Ceci en fait traduit la difficulté française à faire des soins palliatifs une réelle priorité à la différence de ce que l’on a pu constater à l’étranger comme au Canada ou au Royaume-Uni où les modes de PEC en hôpitaux de jour ou en appartement thérapeutique se sont énormément développées et où volontaires et bénévoles sont fédérés dans un Conseil national des soins palliatifs.

II. Un développement prioritairement centré sur l’hôpital

Les dépenses de l’assurance maladie (AM) pour les soins palliatifs dans les établissements ont représenté près de 1, 6 milliard dont les ¾ en court séjour, 127 millions pour les équipes mobiles et 300 millions pour les soins en HAD

A/ Déploiement d’une PEC graduée

La prise en charge prévoit :

  • Des unités de soins palliatifs pour les demandes les plus complexes (USP)
  • Des lits identifiés de soins palliatifs (LISP) dans des services non consacrés à ce type de soins mais avec des moyens supplémentaires
  • Une prise en charge dans des lits non spécifiques.

A ces dispositifs, il faut rajouter les équipes mobiles qui interviennent dans les services internes des établissements à la demande des patients, de leur famille ou des personnels de santé.

60 % des USP et des LISP appartiennent au service public. Le service privé non lucratif représente 26 % des USP et 24 % des LISP tandis que le service privé lucratif ne représente que 12 % des USP et 16 % des LISP.

En ce qui concerne les USP, l’objectif du plan a été atteint avec une progression de 35 % entre 2007 et 2012 et une augmentation globale des lits en USP de 38 %.

La part des LISP a fait un bond de 65 % et les équipes mobiles ont progressé de 24 % (80 % appartiennent au service public).

Les SP en pédiatrie ont bien augmenté aussi. Alors qu’ils étaient centrés sur l’oncologie, ils se sont développés dans les situations de grande prématurité et polyhandicaps.

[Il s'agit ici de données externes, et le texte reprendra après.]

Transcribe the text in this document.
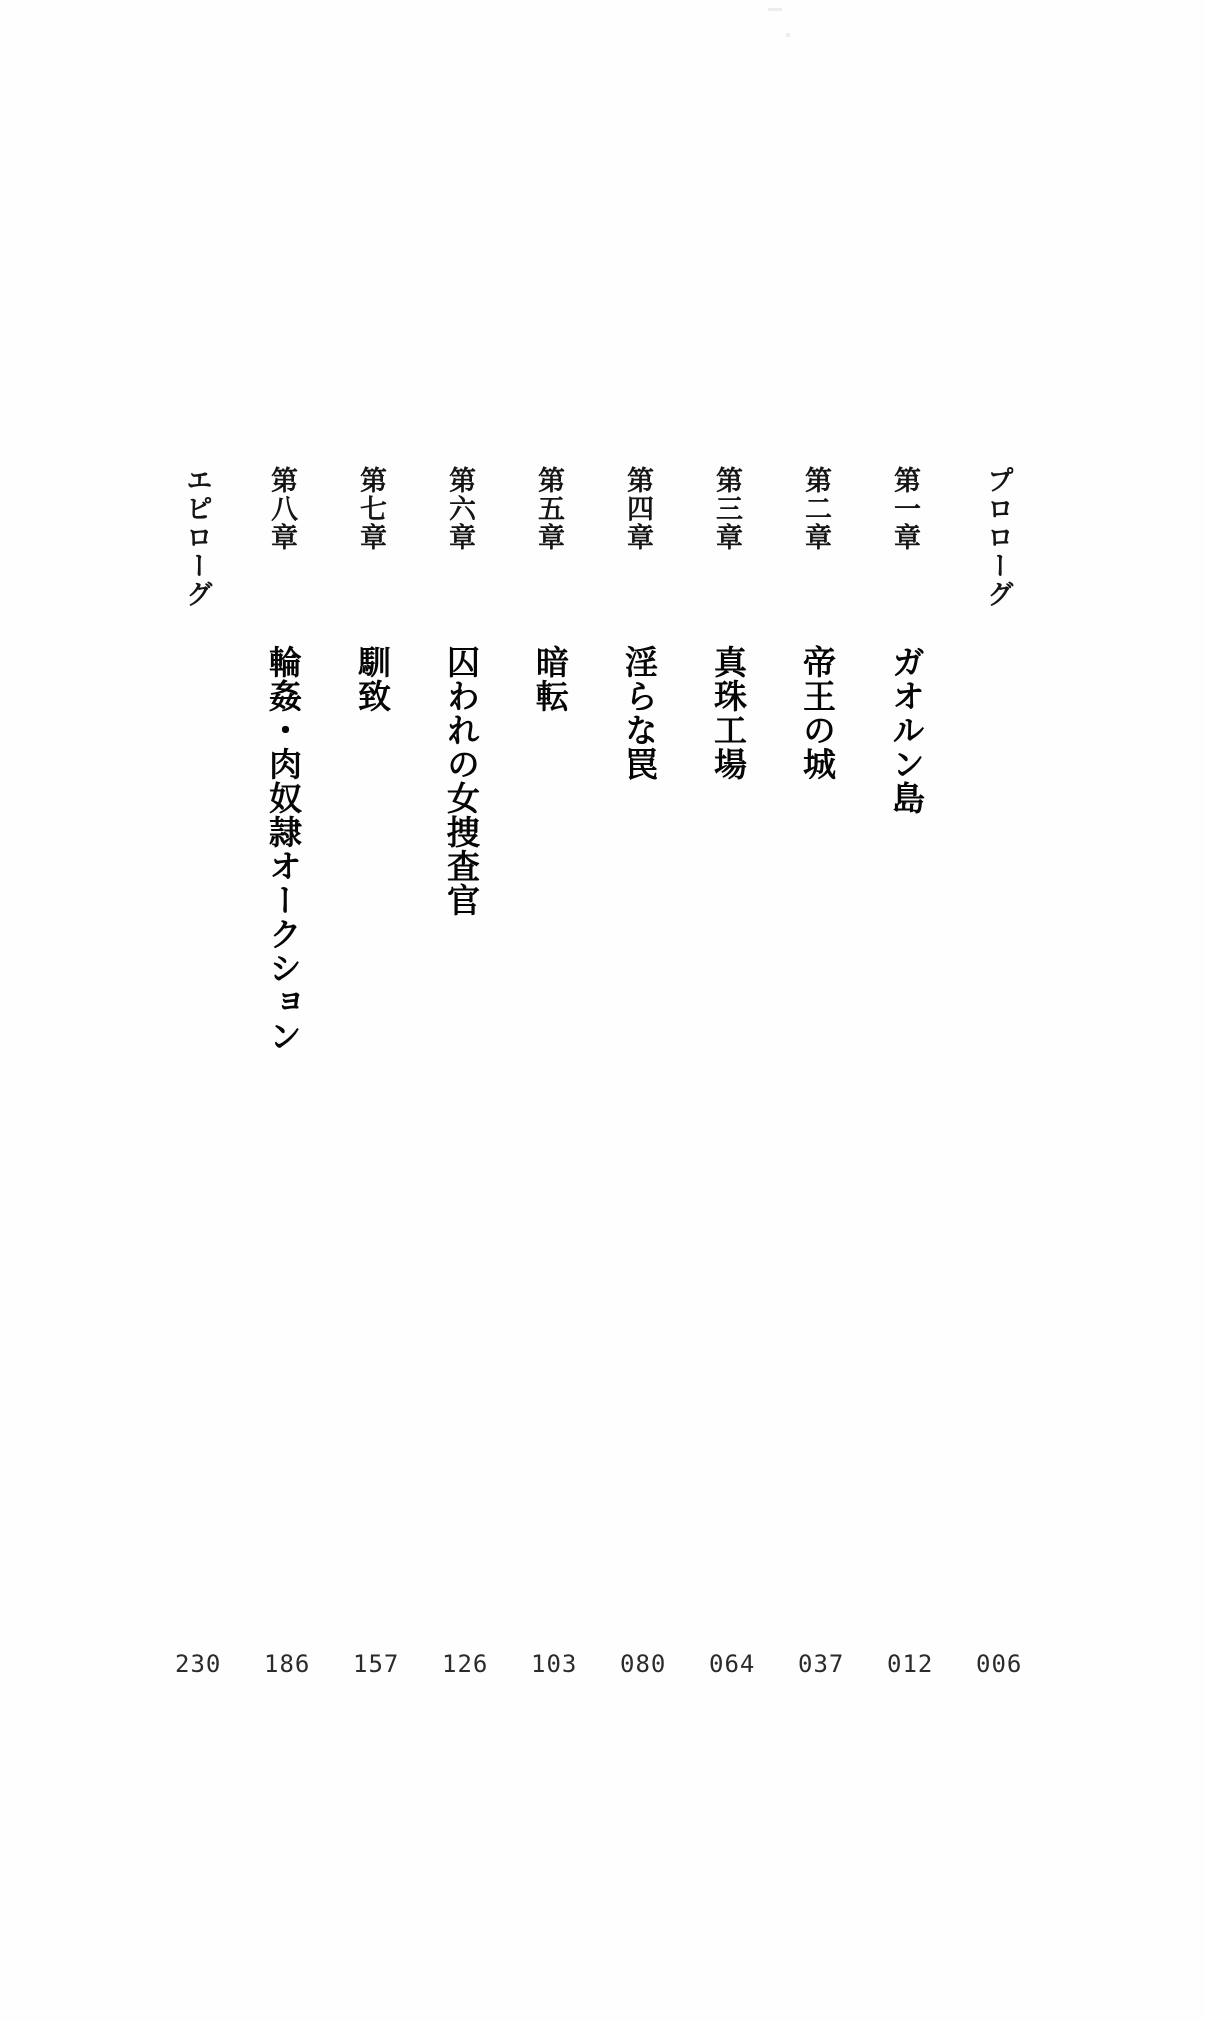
プロローグ
第一章ガオルン島
第二章帝王の城
第三章真珠工場
第四章淫らな罠
第五章暗転
第六章囚われの女捜査官
第七章馴致
第八章輪姦・肉奴隷オークション
エピローグ
006
012
037
064
080
103
126
157
186
230
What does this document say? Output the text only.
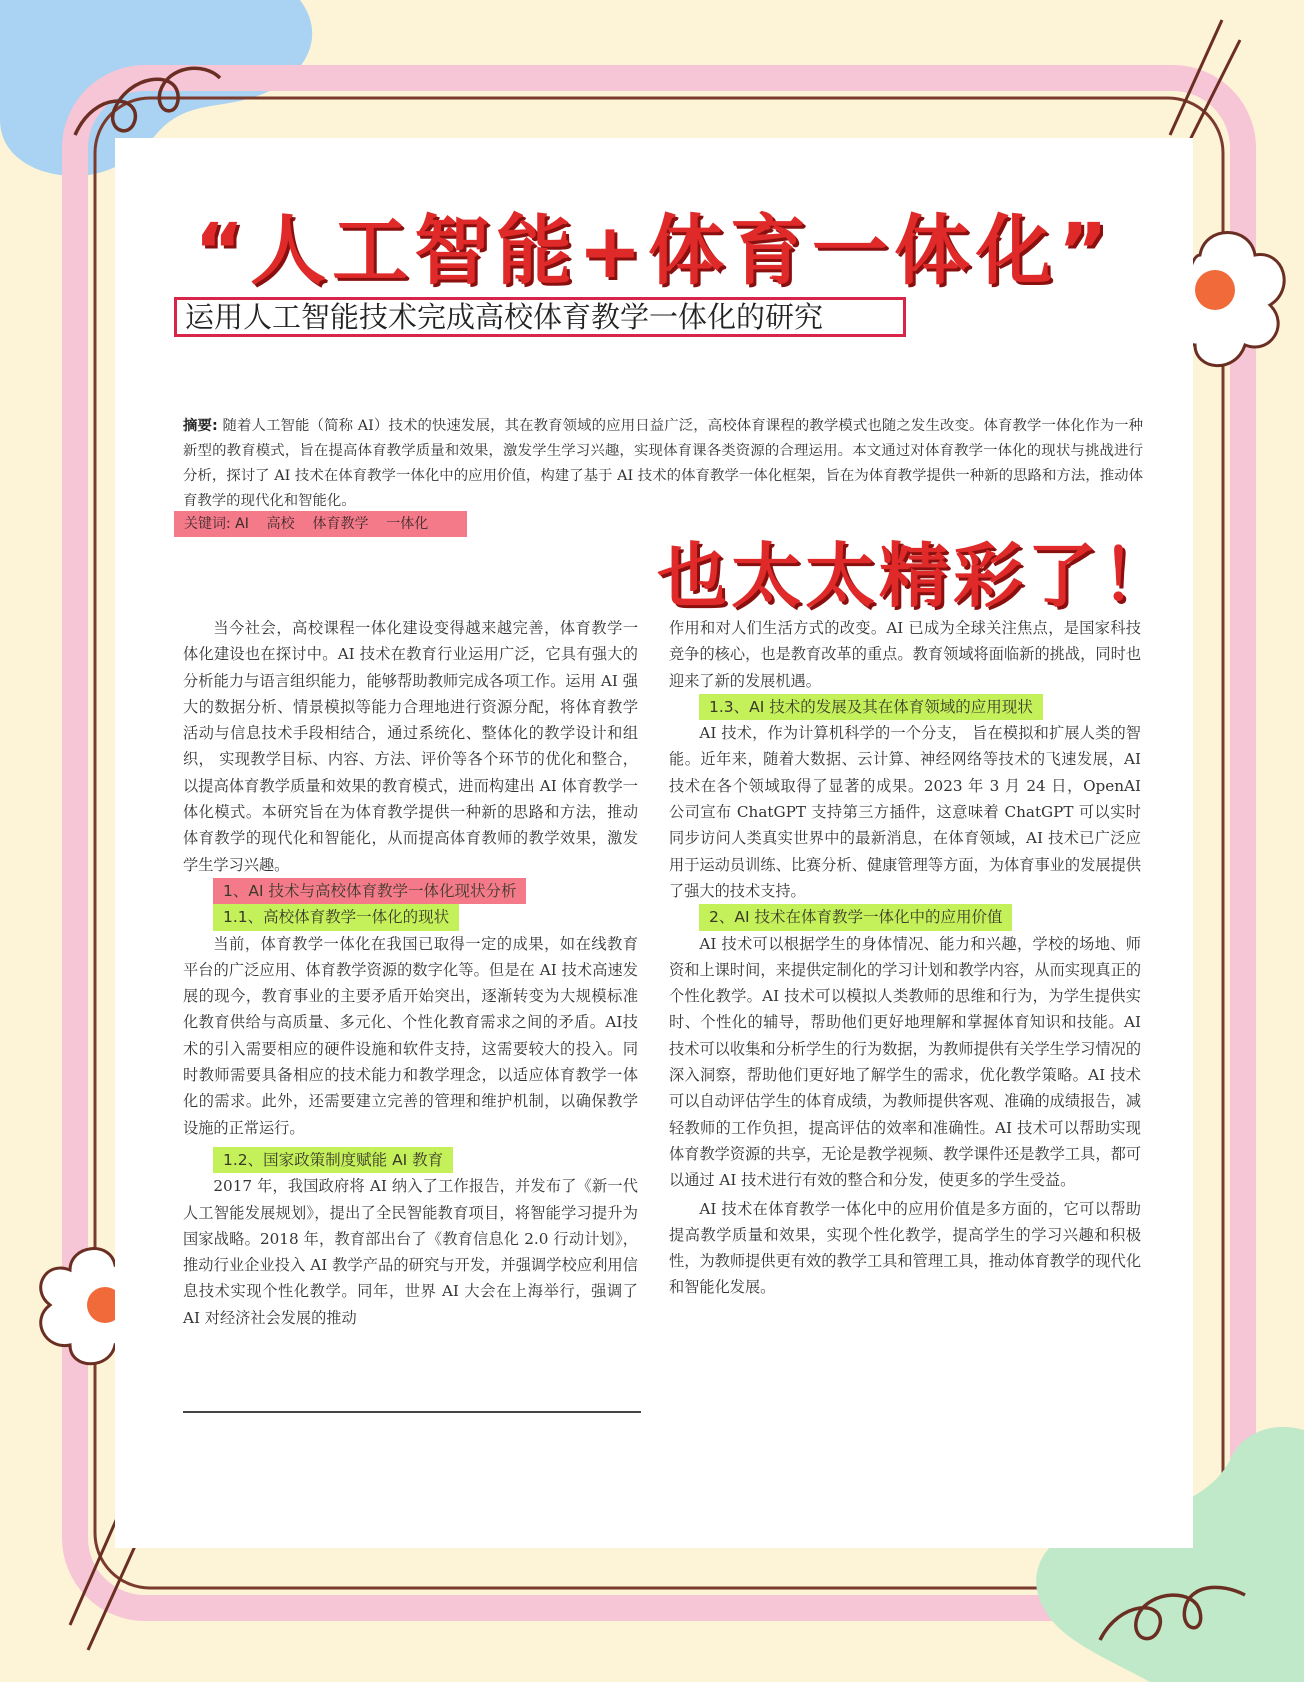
“人工智能+体育一体化”
运用人工智能技术完成高校体育教学一体化的研究
摘要: 随着人工智能（简称 AI）技术的快速发展，其在教育领域的应用日益广泛，高校体育课程的教学模式也随之发生改变。体育教学一体化作为一种新型的教育模式，旨在提高体育教学质量和效果，激发学生学习兴趣，实现体育课各类资源的合理运用。本文通过对体育教学一体化的现状与挑战进行分析，探讨了 AI 技术在体育教学一体化中的应用价值，构建了基于 AI 技术的体育教学一体化框架，旨在为体育教学提供一种新的思路和方法，推动体育教学的现代化和智能化。
关键词: AI    高校    体育教学    一体化
也太太精彩了！

当今社会，高校课程一体化建设变得越来越完善，体育教学一体化建设也在探讨中。AI 技术在教育行业运用广泛，它具有强大的分析能力与语言组织能力，能够帮助教师完成各项工作。运用 AI 强大的数据分析、情景模拟等能力合理地进行资源分配，将体育教学活动与信息技术手段相结合，通过系统化、整体化的教学设计和组织， 实现教学目标、内容、方法、评价等各个环节的优化和整合，以提高体育教学质量和效果的教育模式，进而构建出 AI 体育教学一体化模式。本研究旨在为体育教学提供一种新的思路和方法，推动体育教学的现代化和智能化，从而提高体育教师的教学效果，激发学生学习兴趣。

1、AI 技术与高校体育教学一体化现状分析
1.1、高校体育教学一体化的现状

当前，体育教学一体化在我国已取得一定的成果，如在线教育平台的广泛应用、体育教学资源的数字化等。但是在 AI 技术高速发展的现今，教育事业的主要矛盾开始突出，逐渐转变为大规模标准化教育供给与高质量、多元化、个性化教育需求之间的矛盾。AI技术的引入需要相应的硬件设施和软件支持，这需要较大的投入。同时教师需要具备相应的技术能力和教学理念，以适应体育教学一体化的需求。此外，还需要建立完善的管理和维护机制，以确保教学设施的正常运行。

1.2、国家政策制度赋能 AI 教育

2017 年，我国政府将 AI 纳入了工作报告，并发布了《新一代人工智能发展规划》，提出了全民智能教育项目，将智能学习提升为国家战略。2018 年，教育部出台了《教育信息化 2.0 行动计划》，推动行业企业投入 AI 教学产品的研究与开发，并强调学校应利用信息技术实现个性化教学。同年，世界 AI 大会在上海举行，强调了 AI 对经济社会发展的推动

作用和对人们生活方式的改变。AI 已成为全球关注焦点，是国家科技竞争的核心，也是教育改革的重点。教育领域将面临新的挑战，同时也迎来了新的发展机遇。

1.3、AI 技术的发展及其在体育领域的应用现状

AI 技术，作为计算机科学的一个分支， 旨在模拟和扩展人类的智能。近年来，随着大数据、云计算、神经网络等技术的飞速发展，AI 技术在各个领域取得了显著的成果。2023 年 3 月 24 日，OpenAI 公司宣布 ChatGPT 支持第三方插件，这意味着 ChatGPT 可以实时同步访问人类真实世界中的最新消息，在体育领域，AI 技术已广泛应用于运动员训练、比赛分析、健康管理等方面，为体育事业的发展提供了强大的技术支持。

2、AI 技术在体育教学一体化中的应用价值

AI 技术可以根据学生的身体情况、能力和兴趣，学校的场地、师资和上课时间，来提供定制化的学习计划和教学内容，从而实现真正的个性化教学。AI 技术可以模拟人类教师的思维和行为，为学生提供实时、个性化的辅导，帮助他们更好地理解和掌握体育知识和技能。AI 技术可以收集和分析学生的行为数据，为教师提供有关学生学习情况的深入洞察，帮助他们更好地了解学生的需求，优化教学策略。AI 技术可以自动评估学生的体育成绩，为教师提供客观、准确的成绩报告，减轻教师的工作负担，提高评估的效率和准确性。AI 技术可以帮助实现体育教学资源的共享，无论是教学视频、教学课件还是教学工具，都可以通过 AI 技术进行有效的整合和分发，使更多的学生受益。

AI 技术在体育教学一体化中的应用价值是多方面的，它可以帮助提高教学质量和效果，实现个性化教学，提高学生的学习兴趣和积极性，为教师提供更有效的教学工具和管理工具，推动体育教学的现代化和智能化发展。
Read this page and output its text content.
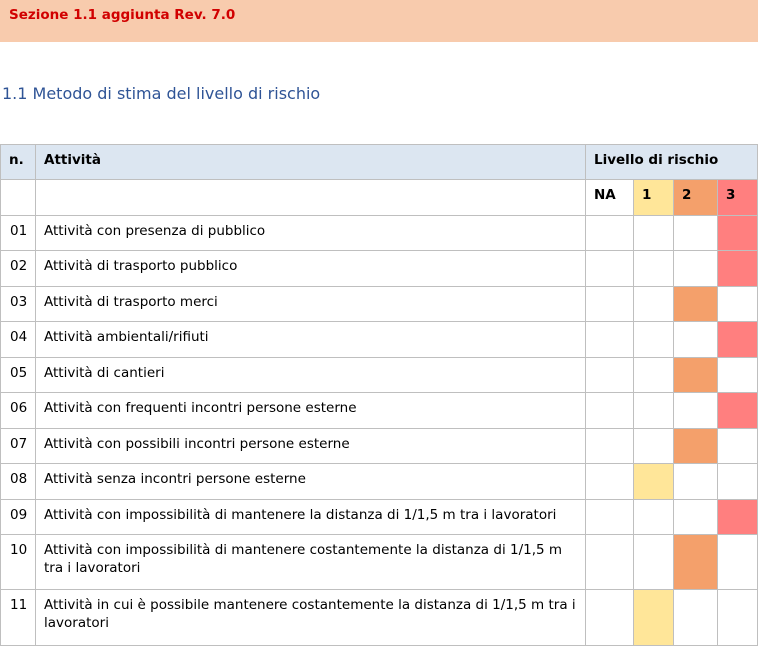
Sezione 1.1 aggiunta Rev. 7.0
1.1 Metodo di stima del livello di rischio
n.	Attività	Livello di rischio			
		NA	1	2	3
01	Attività con presenza di pubblico				
02	Attività di trasporto pubblico				
03	Attività di trasporto merci				
04	Attività ambientali/rifiuti				
05	Attività di cantieri				
06	Attività con frequenti incontri persone esterne				
07	Attività con possibili incontri persone esterne				
08	Attività senza incontri persone esterne				
09	Attività con impossibilità di mantenere la distanza di 1/1,5 m tra i lavoratori				
10	Attività con impossibilità di mantenere costantemente la distanza di 1/1,5 m tra i lavoratori				
11	Attività in cui è possibile mantenere costantemente la distanza di 1/1,5 m tra i lavoratori				
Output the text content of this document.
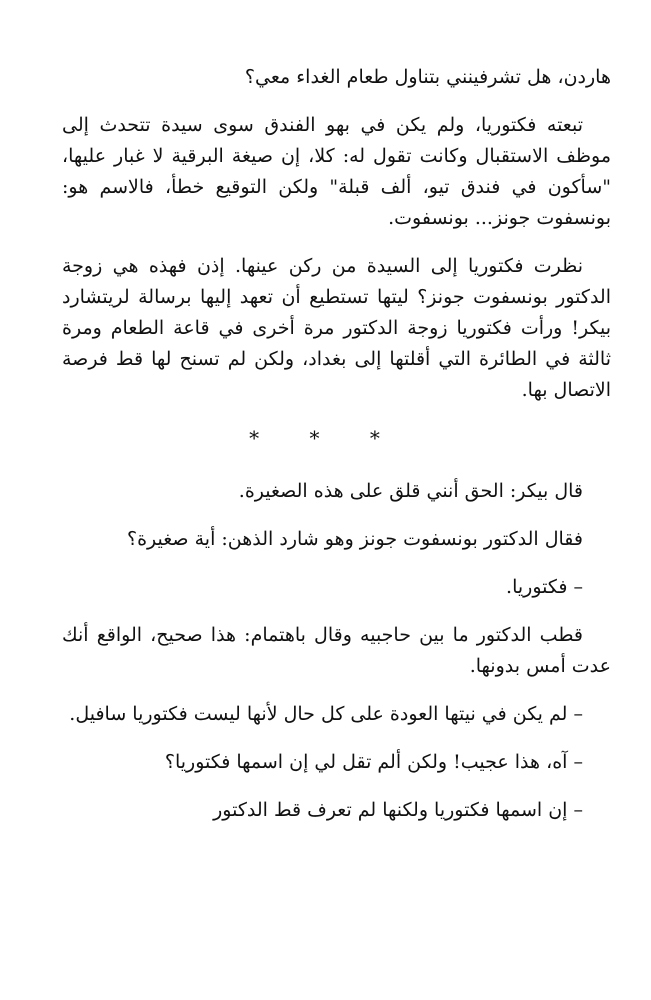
هاردن، هل تشرفينني بتناول طعام الغداء معي؟

تبعته فكتوريا، ولم يكن في بهو الفندق سوى سيدة تتحدث إلى موظف الاستقبال وكانت تقول له: كلا، إن صيغة البرقية لا غبار عليها، "سأكون في فندق تيو، ألف قبلة" ولكن التوقيع خطأ، فالاسم هو: بونسفوت جونز... بونسفوت.

نظرت فكتوريا إلى السيدة من ركن عينها. إذن فهذه هي زوجة الدكتور بونسفوت جونز؟ ليتها تستطيع أن تعهد إليها برسالة لريتشارد بيكر! ورأت فكتوريا زوجة الدكتور مرة أخرى في قاعة الطعام ومرة ثالثة في الطائرة التي أقلتها إلى بغداد، ولكن لم تسنح لها قط فرصة الاتصال بها.

* * *

قال بيكر: الحق أنني قلق على هذه الصغيرة.

فقال الدكتور بونسفوت جونز وهو شارد الذهن: أية صغيرة؟

– فكتوريا.

قطب الدكتور ما بين حاجبيه وقال باهتمام: هذا صحيح، الواقع أنك عدت أمس بدونها.

– لم يكن في نيتها العودة على كل حال لأنها ليست فكتوريا سافيل.

– آه، هذا عجيب! ولكن ألم تقل لي إن اسمها فكتوريا؟

– إن اسمها فكتوريا ولكنها لم تعرف قط الدكتور
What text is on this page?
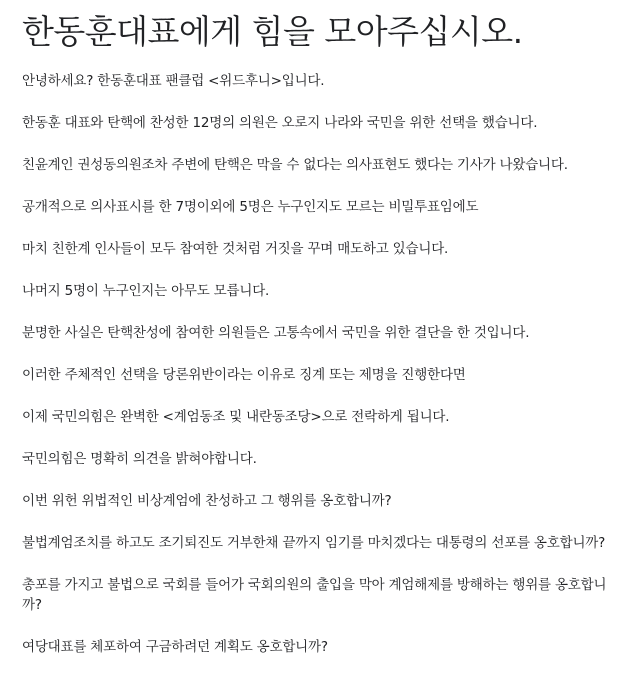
한동훈대표에게 힘을 모아주십시오.

안녕하세요? 한동훈대표 팬클럽 <위드후니>입니다.

한동훈 대표와 탄핵에 찬성한 12명의 의원은 오로지 나라와 국민을 위한 선택을 했습니다.

친윤계인 권성동의원조차 주변에 탄핵은 막을 수 없다는 의사표현도 했다는 기사가 나왔습니다.

공개적으로 의사표시를 한 7명이외에 5명은 누구인지도 모르는 비밀투표임에도

마치 친한계 인사들이 모두 참여한 것처럼 거짓을 꾸며 매도하고 있습니다.

나머지 5명이 누구인지는 아무도 모릅니다.

분명한 사실은 탄핵찬성에 참여한 의원들은 고통속에서 국민을 위한 결단을 한 것입니다.

이러한 주체적인 선택을 당론위반이라는 이유로 징계 또는 제명을 진행한다면

이제 국민의힘은 완벽한 <계엄동조 및 내란동조당>으로 전락하게 됩니다.

국민의힘은 명확히 의견을 밝혀야합니다.

이번 위헌 위법적인 비상계엄에 찬성하고 그 행위를 옹호합니까?

불법계엄조치를 하고도 조기퇴진도 거부한채 끝까지 임기를 마치겠다는 대통령의 선포를 옹호합니까?

총포를 가지고 불법으로 국회를 들어가 국회의원의 출입을 막아 계엄해제를 방해하는 행위를 옹호합니까?

여당대표를 체포하여 구금하려던 계획도 옹호합니까?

La formation reste peu développée. En France elle constitue une spécialité complémentaire quand elle est une spécialité à part entière au Royaume-Uni ou en Australie.

Les soins palliatifs sont beaucoup mieux intégré ans les formations des infirmières, en particulier depuis la mise en place de la réforme (LMD).

Quant aux études médicales, elles ne représentent que quelques heures dans leur formation mais se sont développé des Diplômes d’études spécialisées sur le sujet.

B/ Modalités de financement inégalement adaptées

La tarification de l’assurance maladie est incitative au développement des soins palliatifs en court séjour. Par contre leur absence de valorisation en moyen et long séjour est un obstacle à leur développement.

Pourtant on observe une augmentation des maladies chroniques en services de soins de suite et réadaptation (SSR) ou en unité de soins longue durée (USLD).

L’absence de mécanisme de financement spécifique empêche de faire une estimation fine des besoins et constitue un frein au développement de ces soins dans ce type de service.

C/ Persistance de fortes disparités territoriales

Si tous les CHU disposent d’USP, toutes les régions ne disposent pas de CHU et le nombre de lits en USP est très disparates selon les régions : 0 en Guyane et 5, 45 en Nord-Pas de Calais

Pour les LISP, il a été mesuré pour 100 000 habitants, une moyenne de 0 lits en Guyane et 18, 6 en Limousin.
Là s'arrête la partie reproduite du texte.